One of the 12 loci was located on chromosome 7, in which the credible sets were localized to FOXP2, a gene known to be involved in synapse formation and neural mechanisms. On chromosome 10, the ADHD association was found on the SORCS3 gene, which encodes a transmembrane receptor found in the brain.
Other credible sets localized to more than one genetic element. For example, the credible set in chromosome 12 includes the DUSP6 gene as well as an insertion around its transcription start site and a missense variant in the first exon.

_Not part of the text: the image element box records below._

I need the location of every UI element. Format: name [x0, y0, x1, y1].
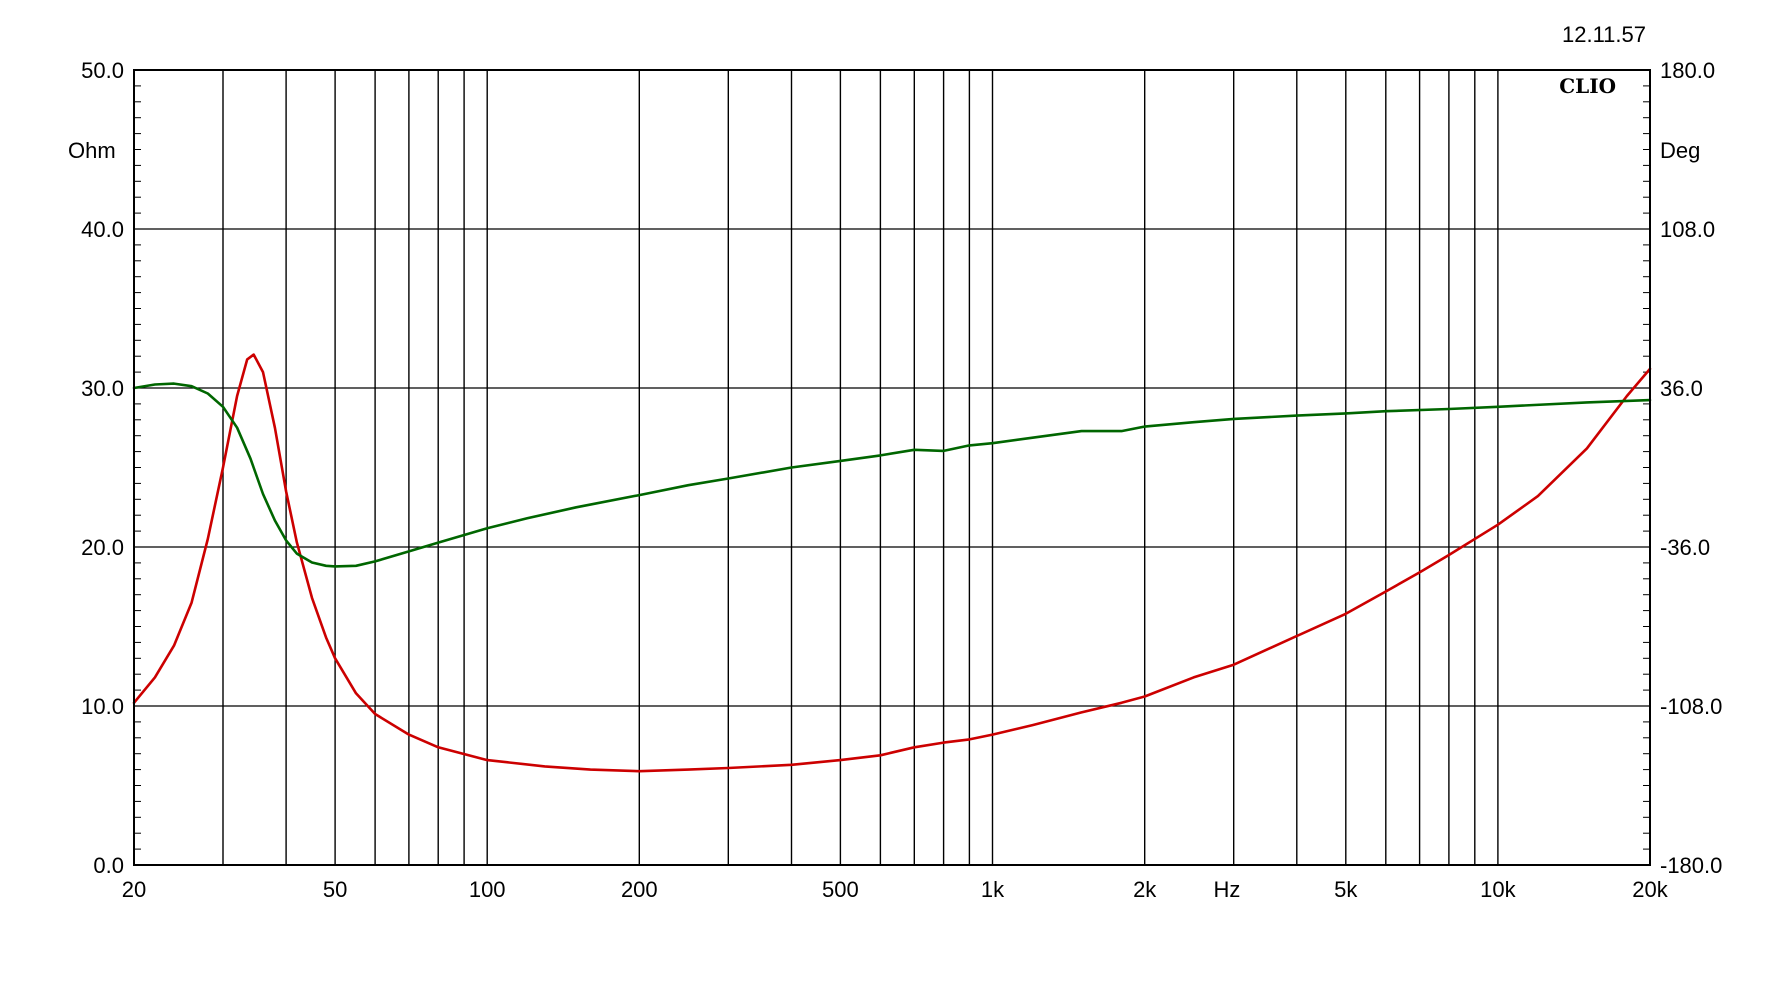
y-right-tick-label: -180.0 — [1660, 853, 1722, 878]
y-left-tick-label: 50.0 — [81, 58, 124, 83]
y-left-tick-label: 40.0 — [81, 217, 124, 242]
x-tick-label: 200 — [621, 877, 658, 902]
y-right-tick-label: 36.0 — [1660, 376, 1703, 401]
y-left-unit-label: Ohm — [68, 138, 116, 163]
y-right-tick-labels: -180.0 -108.0 -36.0 36.0 108.0 180.0 — [1660, 58, 1722, 878]
impedance-series-line — [132, 353, 1652, 773]
clio-logo: CLIO — [1559, 74, 1616, 98]
phase-series-line — [132, 382, 1652, 568]
x-tick-label: 2k — [1133, 877, 1157, 902]
series-lines — [132, 353, 1652, 773]
x-tick-label: 1k — [981, 877, 1005, 902]
y-left-tick-labels: 0.0 10.0 20.0 30.0 40.0 50.0 — [81, 58, 124, 878]
x-tick-label: 20 — [122, 877, 146, 902]
minor-ticks — [134, 69, 1650, 866]
x-unit-label: Hz — [1214, 877, 1241, 902]
y-right-tick-label: 180.0 — [1660, 58, 1715, 83]
x-tick-label: 500 — [822, 877, 859, 902]
x-tick-label: 50 — [323, 877, 347, 902]
y-left-tick-label: 0.0 — [93, 853, 124, 878]
y-right-unit-label: Deg — [1660, 138, 1700, 163]
y-right-tick-label: 108.0 — [1660, 217, 1715, 242]
y-left-tick-label: 10.0 — [81, 694, 124, 719]
plot-frame — [133, 69, 1651, 866]
y-right-tick-label: -108.0 — [1660, 694, 1722, 719]
x-tick-label: 20k — [1632, 877, 1668, 902]
x-gridlines — [133, 70, 1651, 865]
x-tick-labels: 20 50 100 200 500 1k 2k 5k 10k 20k — [122, 877, 1669, 902]
x-tick-label: 10k — [1480, 877, 1516, 902]
x-tick-label: 100 — [469, 877, 506, 902]
y-left-tick-label: 20.0 — [81, 535, 124, 560]
y-left-tick-label: 30.0 — [81, 376, 124, 401]
y-right-tick-label: -36.0 — [1660, 535, 1710, 560]
timestamp: 12.11.57 — [1562, 22, 1646, 47]
plot-background — [134, 70, 1650, 865]
x-tick-label: 5k — [1334, 877, 1358, 902]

“The 12 significant loci are compelling but only capture a tiny fraction of common variant risk for ADHD,” said researchers, pointing out that these alleles correspond to only modest elevations in odds ratios, which range from 1.077–1.198. This is consistent with the observed values for other psychiatric disorders such as schizophrenia. [Nature 2014;511:421-427]
Evolutionary pressures are also important determinants in ADHD genetics, researchers continued. For instance, some risk variants are much more common in genomic regions conserved in mammals, while others are associated with having more children and having them at younger ages. [Nature 2011;378:476-482]
In terms of phenotypes, ADHD has also been found to share genetic correlations with major depressive disorder and other depressive symptoms as well as various health risks such as smoking, obesity, insomnia and other sleep disturbances. [Nat Genet 2013;45:45:984-994; Clin Psychol Rev 2011;31:328-341; J Can Acad Child Adolesc Psychiatry 2009;18:92-102]
“The observed genetic correlations with educational outcomes and other phenotypes suggest a strong genetic component to the epidemiological correlates of ADHD,” researchers noted.
Overall, “[o]ur GWAS meta-analysis of ADHD identified the first genome-wide significant risk loci and indicates an important role for common variants in the polygenic architecture of ADHD. Several of the loci are located in or near genes that implicate neurodevelopmental processes that are likely to be relevant to ADHD,” they added.
Future studies should focus on more accurately determining the source of the strong association within each locus. In addition, studies about rare variants or fecundity might provide valuable insights about selective pressure on genetic loci associated with ADHD.